Early on I got a Ruger No. 1 test rifle .204 in stainless and laminate. It shot so well that I immediately bought it, and it has been my go-to varmint rifle for 15 years—to the extent that I no longer own a .22-250. I still have .223s, and I use them. Typically, in a prairie dog town I’ll start with a .223, often a well-scoped AR, and work out to maybe 300 yards. Then I’ll bring out the “big gun” for longer shots. In days gone by this would have been a .22-250, but today it’s the .204.
The .20 caliber doesn’t hold up in wind as well as a .22, but high velocity and resulting shorter flight time make up a bit, and muzzle jump is mild enough to call shots through the scope.
So that’s where I am right now, .223 Rem. and .204 Ruger, both AR-compatible, and both available in a wide array of actions and platforms. And I’m sure I’ll have another .22-250. These three cartridges fill the bill nicely for my varmint hunting.

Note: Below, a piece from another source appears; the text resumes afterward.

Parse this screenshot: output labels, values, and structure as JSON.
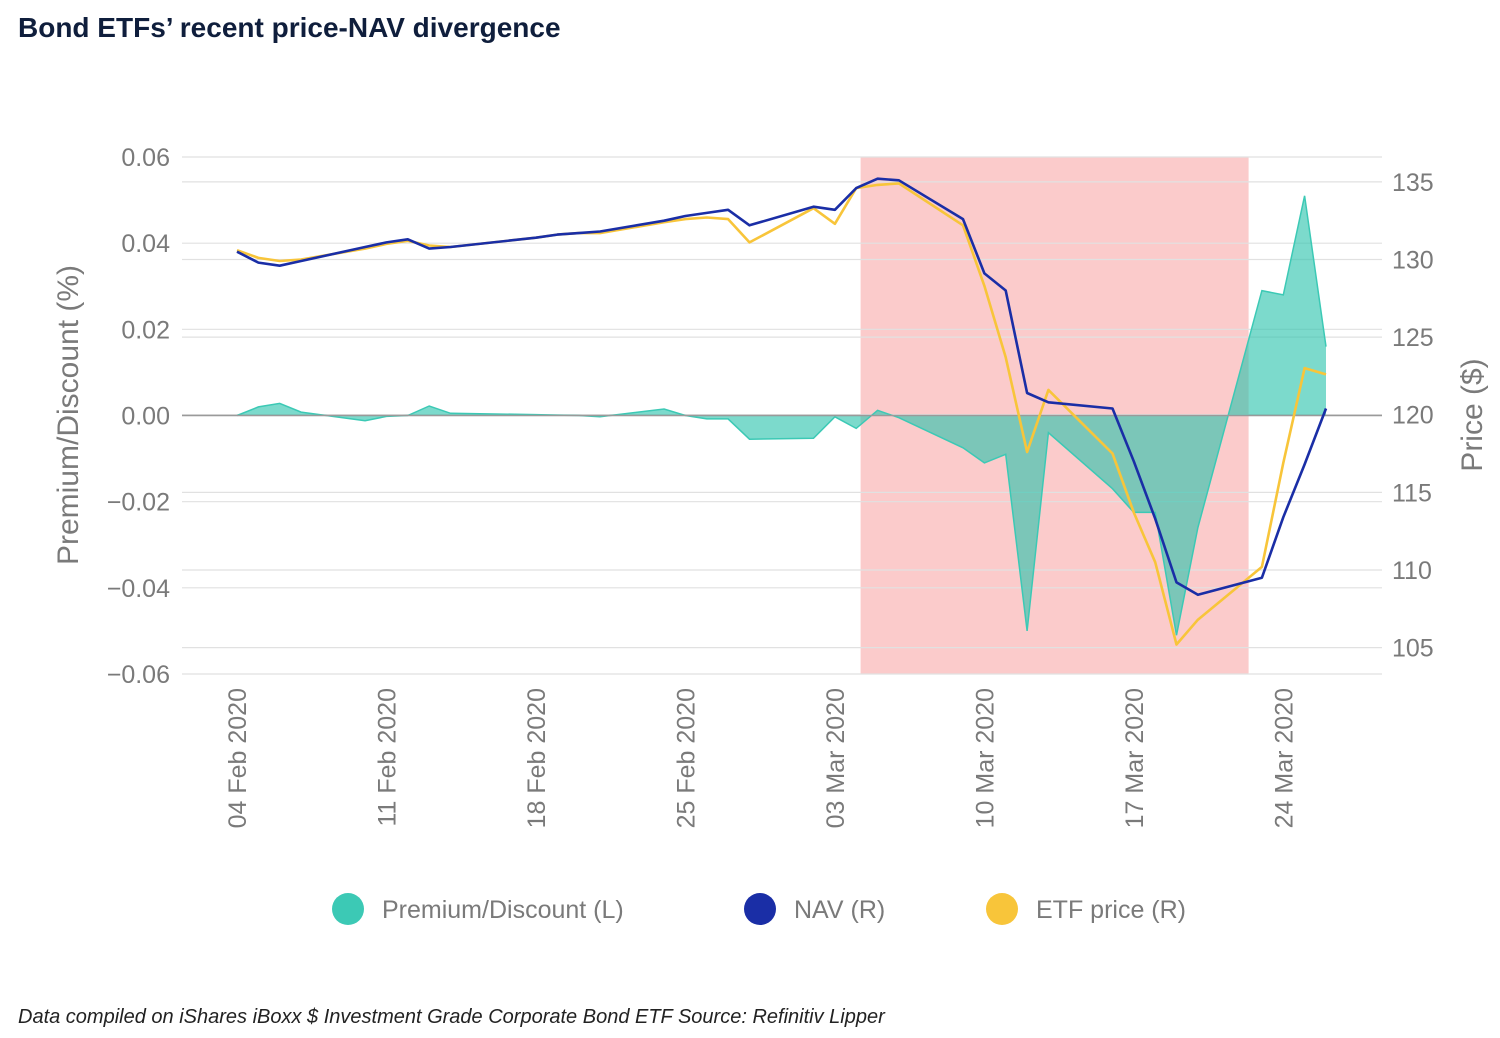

That said, I’m missing another very useful cartridge category: a less powerful setup for short-range use. I love the old .22 Hornet, mild in report with no recoil but wonderfully effective out to about 150 yards. The .22 WMR fills the same bill with much cheaper ammo.
So does the .17 HMR, a wonderful little cartridge and deadly accurate. Around the farm, an inexpensive Marlin bolt gun in .17 HMR is a favorite for armadillos and other pests, but unless you’re very close I don’t find it reliably adequate for coyotes.
Because of range limitations, I don’t use the .17 HMR for prairie dogs. However, a couple of the guys I shoot with rarely use anything else. With cheap ammo, little noise and no recoil, they whale away at absurd distances, figuring the wind and holdover. They make hits much too often to consider them accidental.
The .22 Hornet and milder centerfire .17s—plus the rimfire .17 Winchester Super Magnum—fill the same role. However, the ammo for these rounds is not as inexpensive as the .17 HMR.
Cartridge development continues. The .223/5.56mm is far from perfect, and I’m quite sure new AR-compatible .22 centerfires like the .224 Valkyrie and 22 Nosler are better. But, for my purposes, I haven’t yet seen the necessity to switch. As for the .204, it’s still the only .20 caliber factory cartridge, apparently good enough to stand on its own.